Sin embargo, el quid del disco llega con ‘Eight miles high’, acaso la cumbre de la psicodelia americana del siglo XX. Mucho han llovido las diatribas. ¿Eran necesarios esos 16 minutos de onanismo que ocupan toda la cara B del primer vinilo? Los Byrds esquivan las partes cantadas –y por tanto la polémica y lisérgica letra– para recrearse sin pudor en una ceremonia de dotación técnica. Tal cual: transforman la catedral sónica de los ‘trips’ alucinógenos en una jam en toda regla. Peligroso juego, pues, el de la deconstrucción del edificio perfecto. Pero no seré yo quien arroje más piedras. La lectura extendida de ‘Eight miles high’ sirve de excusa para liberar egos, explorar la brutal empatía entre los músicos y abandonar corsés y vicios menestrales. ‘Eight miles high’ deja de ser la reluctante gema psicodélica. Actúa de trampolín para regalar 16 minutos de rock palpitante. 16 minutos de incertidumbre, alta tensión y vibraciones. El resultado compite con los pasajes míticos de, digamos, esos Led Zeppelin y Deep Purple patriarcas de la década. Roger McGuinn, Clarence White, Gene Parsons y Skip Battin dejan su impronta. Patentan la magia intransferible de una reunión que no duraría mucho.
El segundo vinilo ofrece material más acústico y reposado. ‘Chesnut mare’, con un McGuinn pletórico en las doce cuerdas, merece un hueco en el podio de los mejores Byrds. Inspirada en la República Dominicana, reúne todos los elementos melódicos que engrandecieron al grupo en la época de David Crosby.

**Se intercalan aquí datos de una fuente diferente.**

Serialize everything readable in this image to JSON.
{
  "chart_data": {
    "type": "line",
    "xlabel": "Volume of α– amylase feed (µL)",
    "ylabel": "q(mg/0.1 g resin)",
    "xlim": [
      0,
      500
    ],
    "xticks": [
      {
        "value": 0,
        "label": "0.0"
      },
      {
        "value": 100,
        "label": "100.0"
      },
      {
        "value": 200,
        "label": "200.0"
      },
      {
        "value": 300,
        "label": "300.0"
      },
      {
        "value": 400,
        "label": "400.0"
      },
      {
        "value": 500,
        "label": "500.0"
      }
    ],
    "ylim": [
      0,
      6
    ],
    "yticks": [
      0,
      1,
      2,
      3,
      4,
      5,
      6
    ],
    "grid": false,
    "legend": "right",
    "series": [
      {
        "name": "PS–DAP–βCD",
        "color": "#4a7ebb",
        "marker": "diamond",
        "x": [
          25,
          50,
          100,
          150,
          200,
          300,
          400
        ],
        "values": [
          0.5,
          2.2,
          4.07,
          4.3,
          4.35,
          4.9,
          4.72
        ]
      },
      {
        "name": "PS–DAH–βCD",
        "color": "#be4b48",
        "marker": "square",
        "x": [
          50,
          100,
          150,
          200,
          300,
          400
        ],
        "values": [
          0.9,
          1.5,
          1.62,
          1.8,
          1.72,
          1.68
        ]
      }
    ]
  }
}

Clarence White agarra el micro para reivindicarse como vocalista en ‘Truck stop girl’ y Gene Parsons hace lo propio en la mística ‘Yesterday train’, su peculiar ‘Dejà Vu’. Por su lado, Skip Battin toma el protagonismo compositivo al final en ‘You all look alike’ y ‘Welcome back home’. Entre medias, recuerdos para Leadbelly –maestro de la guitarra de doce cuerdas– en ‘Take a whiff on me’.
La antesala de la muerte de los Byrds. Una defunción digna y lenta que tiene una recomendable continuación en “Ballad of Easy Rider”. McGuinn permanece obsesionado con Dylan –deja fuera del disco otras tantas adaptaciones de ‘It’s allright Ma (I’m only bleeding)’ y ‘Just like a woman’, con la colaboración de Jackson Browne–, aunque su alianza con White garantiza un rumbo interesante. La reedición en CD de “(Untitled)” recoge suculentos añadidos que ilustran este periodo confuso y crepuscular de la banda. Lo subraya Fernando López Chaurri en el profuso volumen ‘The Byrds. Más jóvenes que ayer’ (Lenoir Ediciones, 2008): “Con la excepción de ‘(Untitled)’, quizás no haya ningún gran LP de los Byrds de esta última época, pero en todos ellos hay extraordinarias canciones, en todos ellos se aprecia ese espíritu indómito que siempre caracterizó a los Byrds y que hizo de ellos un grupo único”.